For every proposal submitted to a federal agency, each investigator and all senior personnel must submit a Conflict of Interest form (see https://www.bates.edu/grants/files/2016/08/NewDisclosures.docx) to disclose to the dean of the faculty (the designated representative) all significant interests, including those of the investigator’s spouse, partner, and dependent children (a) that would reasonably appear to be affected by the research or educational activities funded by or proposed for funding a federal agency, or (b) in any entity whose financial interests would reasonably appear to be affected by the activities of the grant.
• All grant-funded senior personnel are required to disclose to a responsible representative of the institution all significant interests (including those of the investigator’s spouse, partner, and dependent children) (i) that would reasonably appear to be affected by the research or educational activities funded or proposed for funding by the federal government; or (ii) in entities whose financial interests would reasonably appear to be affected by such activities.
• Significant financial interest means anything of monetary value, including, but not limited to, salary or other payments for services (e.g., consulting fees, honoraria); equity interest (e.g., stocks, stock options, other ownership interests); and intellectual property rights (e.g., patents, copyrights, and royalties from such rights).
• The term does not include: a) salary, royalties, or other remuneration from the applicant institution; b) any ownership interests in the institution, if the institution is an applicant under the Small Business Innovation Research Program or Small Business Technology Transfer Program; c) income from seminars, lectures, or teaching engagements sponsored by public or nonprofit entities; d) income from service on advisory committees or review panels for public or nonprofit entities; e) any equity interest that, when aggregated for the investigator and the investigator’s spouse, partner, and dependent children does not exceed $10,000 in value as determined through reference to public prices or other reasonable measures of fair market value, and does not represent more than a 5% ownership interest in any single entity; or f) salary, royalties, or other payments that, when aggregated for the investigator and the investigator’s spouse, partner, and dependent children, are not expected to exceed $10,000 during the twelve-month period.
• Investigators must provide all required financial disclosures at the time the proposal is submitted, and must update those financial disclosures during the period of the award, either on an annual basis, or as new reportable significant financial interests are obtained.
• An institution must designate one or more persons to review financial disclosures, determine whether a conflict of interest exists, and determine what conditions or restrictions, if any, should be imposed by the institution to manage, reduce, or eliminate such conflict or interest. A conflict of interest exists when the reviewer(s) reasonably determines that a significant financial interest could directly and significantly affect the design, conduct, or reporting of federally funded research or educational activities.

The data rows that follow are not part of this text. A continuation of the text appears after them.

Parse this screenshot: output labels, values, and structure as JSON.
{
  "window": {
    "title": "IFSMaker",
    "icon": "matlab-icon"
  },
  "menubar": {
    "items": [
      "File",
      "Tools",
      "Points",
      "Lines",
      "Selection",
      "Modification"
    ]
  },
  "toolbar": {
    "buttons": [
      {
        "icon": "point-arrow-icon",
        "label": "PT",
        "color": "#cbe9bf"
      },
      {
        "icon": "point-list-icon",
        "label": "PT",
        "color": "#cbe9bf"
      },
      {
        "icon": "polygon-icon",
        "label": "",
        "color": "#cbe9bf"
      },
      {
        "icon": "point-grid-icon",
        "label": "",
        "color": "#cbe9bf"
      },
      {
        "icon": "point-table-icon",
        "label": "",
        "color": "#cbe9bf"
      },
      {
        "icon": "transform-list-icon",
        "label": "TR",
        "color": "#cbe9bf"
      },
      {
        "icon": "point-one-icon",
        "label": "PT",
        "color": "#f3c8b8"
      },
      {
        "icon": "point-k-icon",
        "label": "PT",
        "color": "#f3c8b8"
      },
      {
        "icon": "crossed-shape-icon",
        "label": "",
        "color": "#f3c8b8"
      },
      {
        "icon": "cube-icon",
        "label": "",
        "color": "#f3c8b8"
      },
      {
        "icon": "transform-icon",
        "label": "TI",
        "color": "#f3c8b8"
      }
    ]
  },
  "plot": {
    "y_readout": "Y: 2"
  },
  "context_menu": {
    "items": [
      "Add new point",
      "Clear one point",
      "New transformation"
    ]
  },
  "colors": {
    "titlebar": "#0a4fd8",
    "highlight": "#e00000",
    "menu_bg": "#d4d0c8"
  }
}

• The following are examples of conditions or restrictions that might be imposed to manage, reduce, or eliminate conflicts of interest: a) public disclosure of significant financial interests; b) monitoring of research by independent reviewers; c) modification of the research plan; d) disqualification from participation in the portion of the federally funded research that would be affected by significant financial interests; e) divestiture of significant financial interests; or f)
severance of relationships that create conflicts.
• If the reviewer(s) determines that imposing conditions or restrictions would be either ineffective or inequitable, and that the potential negative impacts that may arise from a significant financial interest are outweighed by interests of scientific progress, technology transfer, or the public health and welfare, then the reviewer(s) may allow the research to go forward without imposing such conditions or restrictions.
• The College is required to have adequate enforcement mechanisms, and provide for sanctions where appropriate.
• The College is required to keep the federal granting agency appropriately informed if it is determined that the College is unable to satisfactorily manage a conflict of interest.
• The College must maintain records of all financial disclosures and of all actions taken to resolve conflicts of interest for at least three years beyond the termination or completion of the grant to which they relate, or until the resolution of any federal action involving those records, whichever is longer.